Последнее странствие Сутина — страница 30 из 40

Просто молитесь? Всегда только молитесь?

Для меня нет занятия лучше.

Потому что вы любите Бога? Спасителя, который уже был здесь, или Машиаха, который еще придет?

Молящийся строго смотрит на мальчика и спокойно ему отвечает, как давно уже взрослому:

Во-первых, нет никого, кто уже был, а во-вторых, нет никого, кто еще придет.

Нет Спасителя?

Ни сейчас, ни позже, даже сколько угодно позже. А вы хотите, чтобы вас всех спасли? Чего же вам не хватает? Вы никогда не бываете довольны? Без него обойдемся.

Значит, вы совсем не радуетесь будущему раю? Это будет так чудесно, мы станем петь и ликовать, наши голоса сольются в могучем хоре чистого восхищения. Это невозможно описать словами, наши тела исполнятся сияния и расцветут, чудесам не будет числа. И воцарится одно совершенное блаженство.

Блаженство? Рай? Ты, видно, смеешься надо мной. А где он был раньше? Даже если это когда-нибудь свершится, будет уже слишком поздно. Зачем это несчастное ожидание спасения, сама задержка уже стала неприличной.
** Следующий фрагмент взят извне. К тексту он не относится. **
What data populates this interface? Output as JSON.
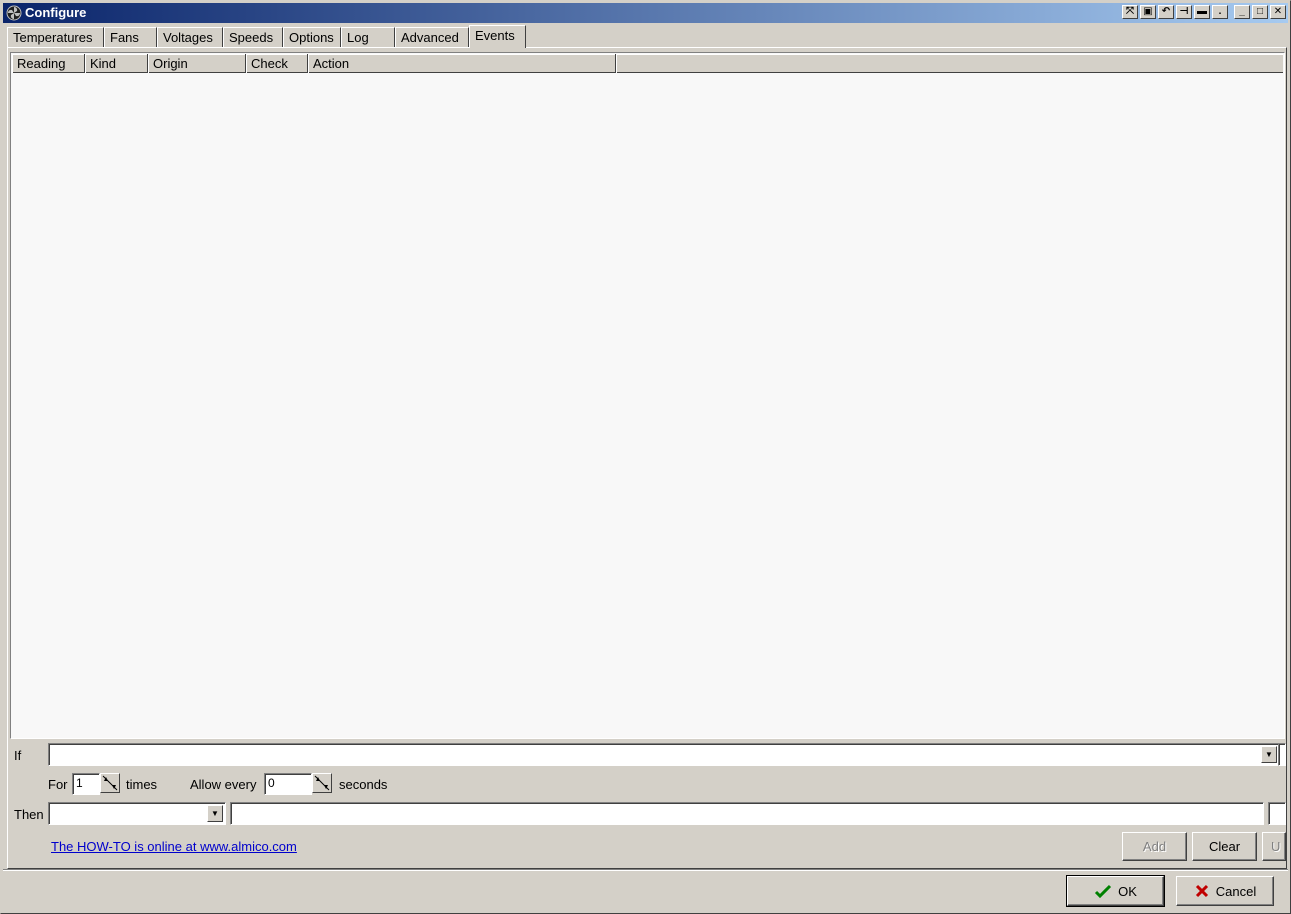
{
  "window": {
    "title": "Configure",
    "titlebar_buttons": [
      "resize-icon",
      "restore-alt-icon",
      "back-icon",
      "pin-icon",
      "minimize-bar-icon",
      "dot-icon",
      "minimize-icon",
      "maximize-icon",
      "close-icon"
    ]
  },
  "tabs": [
    {
      "label": "Temperatures",
      "active": false
    },
    {
      "label": "Fans",
      "active": false
    },
    {
      "label": "Voltages",
      "active": false
    },
    {
      "label": "Speeds",
      "active": false
    },
    {
      "label": "Options",
      "active": false
    },
    {
      "label": "Log",
      "active": false
    },
    {
      "label": "Advanced",
      "active": false
    },
    {
      "label": "Events",
      "active": true
    }
  ],
  "list": {
    "columns": [
      "Reading",
      "Kind",
      "Origin",
      "Check",
      "Action"
    ],
    "rows": []
  },
  "editor": {
    "if_label": "If",
    "if_value": "",
    "for_label": "For",
    "for_value": "1",
    "times_label": "times",
    "allow_label": "Allow every",
    "allow_value": "0",
    "seconds_label": "seconds",
    "then_label": "Then",
    "then_value": "",
    "then_param": "",
    "howto_link": "The HOW-TO is online at www.almico.com",
    "add_label": "Add",
    "clear_label": "Clear",
    "update_label": "U"
  },
  "footer": {
    "ok_label": "OK",
    "cancel_label": "Cancel"
  },
  "colors": {
    "face": "#d4d0c8",
    "title_start": "#0a246a",
    "title_end": "#a6caf0",
    "link": "#0000cc",
    "ok_check": "#008000",
    "cancel_x": "#c00000"
  }
}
И никогда не будет такого большого и глубокого блаженства, которое смогло бы искупить все страдание и все муки, исцелить все, что было разрушено и раздавлено. Не будет никакого искупления, ты слышишь, да и как бы оно могло быть, в чем бы оно заключалось? Что угодно будет лишь жалкой подачкой за все страдания и несчастья, произошедшие за миллиарды лет. Дурацкий кусочек сахара. Он и сам прекрасно знает, что все равно всегда останется должником, что ничего не сможет искупить, поэтому предпочитает не появляться совсем. Нет никакого искупления для Бога. Никогда. И оккупанты будут творить с миром все, что посчитают нужным. Вся Европа, понимаешь, не только Франция, нет, весь мир будет болтаться на свастике, понимаешь? Ногами кверху, с плечами, вывернутыми из суставов, распятые на покореженных крестах.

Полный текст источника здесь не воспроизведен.